By default, all the networks use `StandardScaler` from `sklearn`, but you can use any other transformer, say MinMax or self-written by passing appropriate value as scaler. All the networks have same support of `scaler` parameter

In [None]:
from sklearn.preprocessing import MinMaxScaler
# will use StandardScaler
NeurolabClassifier(scaler='standard')
# will use MinMaxScaler
NeurolabClassifier(scaler=MinMaxScaler())
# will not use any pretransformation of features
NeurolabClassifier(scaler=False)

# Advantages of common interface

Let's build an ensemble of neural networks.
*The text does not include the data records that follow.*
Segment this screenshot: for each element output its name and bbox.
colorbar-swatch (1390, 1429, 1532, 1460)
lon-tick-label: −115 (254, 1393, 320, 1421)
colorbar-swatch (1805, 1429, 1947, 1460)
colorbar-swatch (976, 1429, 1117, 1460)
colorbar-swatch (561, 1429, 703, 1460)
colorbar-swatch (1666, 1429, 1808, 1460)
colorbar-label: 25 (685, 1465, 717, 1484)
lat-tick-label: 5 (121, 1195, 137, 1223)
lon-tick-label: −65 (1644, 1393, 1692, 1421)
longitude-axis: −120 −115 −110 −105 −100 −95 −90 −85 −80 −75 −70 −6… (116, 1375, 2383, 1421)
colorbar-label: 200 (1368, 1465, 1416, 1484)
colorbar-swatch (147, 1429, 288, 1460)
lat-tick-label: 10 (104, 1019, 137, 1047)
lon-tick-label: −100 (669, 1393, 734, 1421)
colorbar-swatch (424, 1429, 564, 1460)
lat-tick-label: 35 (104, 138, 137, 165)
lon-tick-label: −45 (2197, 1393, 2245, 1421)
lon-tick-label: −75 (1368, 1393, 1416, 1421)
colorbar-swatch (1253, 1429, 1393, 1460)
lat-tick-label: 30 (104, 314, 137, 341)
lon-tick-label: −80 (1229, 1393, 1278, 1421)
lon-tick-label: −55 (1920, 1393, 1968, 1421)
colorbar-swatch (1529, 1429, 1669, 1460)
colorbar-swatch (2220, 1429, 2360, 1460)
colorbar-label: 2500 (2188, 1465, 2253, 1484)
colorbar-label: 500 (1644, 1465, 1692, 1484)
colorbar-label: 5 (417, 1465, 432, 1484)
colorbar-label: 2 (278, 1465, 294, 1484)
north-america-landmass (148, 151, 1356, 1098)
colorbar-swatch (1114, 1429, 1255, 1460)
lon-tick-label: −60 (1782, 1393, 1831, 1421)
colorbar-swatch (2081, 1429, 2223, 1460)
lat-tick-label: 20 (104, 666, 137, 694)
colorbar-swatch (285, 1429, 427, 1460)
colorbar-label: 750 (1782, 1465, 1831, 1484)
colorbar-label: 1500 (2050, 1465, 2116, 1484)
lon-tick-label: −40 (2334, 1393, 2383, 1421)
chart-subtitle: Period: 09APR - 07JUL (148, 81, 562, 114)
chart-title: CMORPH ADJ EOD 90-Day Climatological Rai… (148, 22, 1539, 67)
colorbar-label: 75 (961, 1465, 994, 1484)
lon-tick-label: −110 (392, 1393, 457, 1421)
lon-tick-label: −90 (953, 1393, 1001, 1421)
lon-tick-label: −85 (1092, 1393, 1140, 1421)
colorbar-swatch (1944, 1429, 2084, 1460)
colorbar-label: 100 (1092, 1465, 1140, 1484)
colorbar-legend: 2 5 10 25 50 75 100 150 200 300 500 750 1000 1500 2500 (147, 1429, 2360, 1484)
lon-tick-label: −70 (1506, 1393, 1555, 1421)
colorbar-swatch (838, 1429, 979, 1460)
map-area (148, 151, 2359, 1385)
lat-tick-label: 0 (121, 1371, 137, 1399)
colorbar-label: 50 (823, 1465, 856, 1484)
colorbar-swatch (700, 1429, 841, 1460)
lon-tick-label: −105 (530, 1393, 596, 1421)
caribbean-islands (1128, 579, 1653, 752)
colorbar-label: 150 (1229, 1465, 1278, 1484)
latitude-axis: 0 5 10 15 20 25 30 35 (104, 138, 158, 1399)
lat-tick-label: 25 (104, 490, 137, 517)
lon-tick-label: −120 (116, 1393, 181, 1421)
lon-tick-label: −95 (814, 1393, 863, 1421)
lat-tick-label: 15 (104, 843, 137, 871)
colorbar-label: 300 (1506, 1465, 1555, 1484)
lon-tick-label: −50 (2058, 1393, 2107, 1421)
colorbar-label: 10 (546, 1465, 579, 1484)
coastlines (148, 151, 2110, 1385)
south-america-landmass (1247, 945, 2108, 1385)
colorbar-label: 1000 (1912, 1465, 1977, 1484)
This will be done by bagging meta-algorithm

## Bagging over Theanets classifier (same can be done with any neural network)
in practice, one will need __many__ networks to get predictions better, then obtained by one network

In [None]:
from sklearn.ensemble import BaggingClassifier

base_tn = TheanetsClassifier(layers=[20], trainers=[{'min_improvement': 0.01}])
bagging_tn = BaggingClassifier(base_estimator=base_tn, n_estimators=3)
bagging_tn.fit(train_data[variables], train_labels)
print('training complete')

In [None]:
prob = bagging_tn.predict_proba(test_data[variables])
print 'AUC', roc_auc_score(test_labels, prob[:, 1])

# Other advantages of common interface
There are many things you can do with neural networks now: 
* cloning
* getting / setting parameters as dictionaries 
* use `grid_search`, play with sizes of hidden layers and other parameters
* build pipelines (`sklearn.pipeline`)
* use hierarchical training, training on subsets
* passing over internet / train classifiers on other machines / distributed learning of ensemles


And you can replace classifiers at any moment.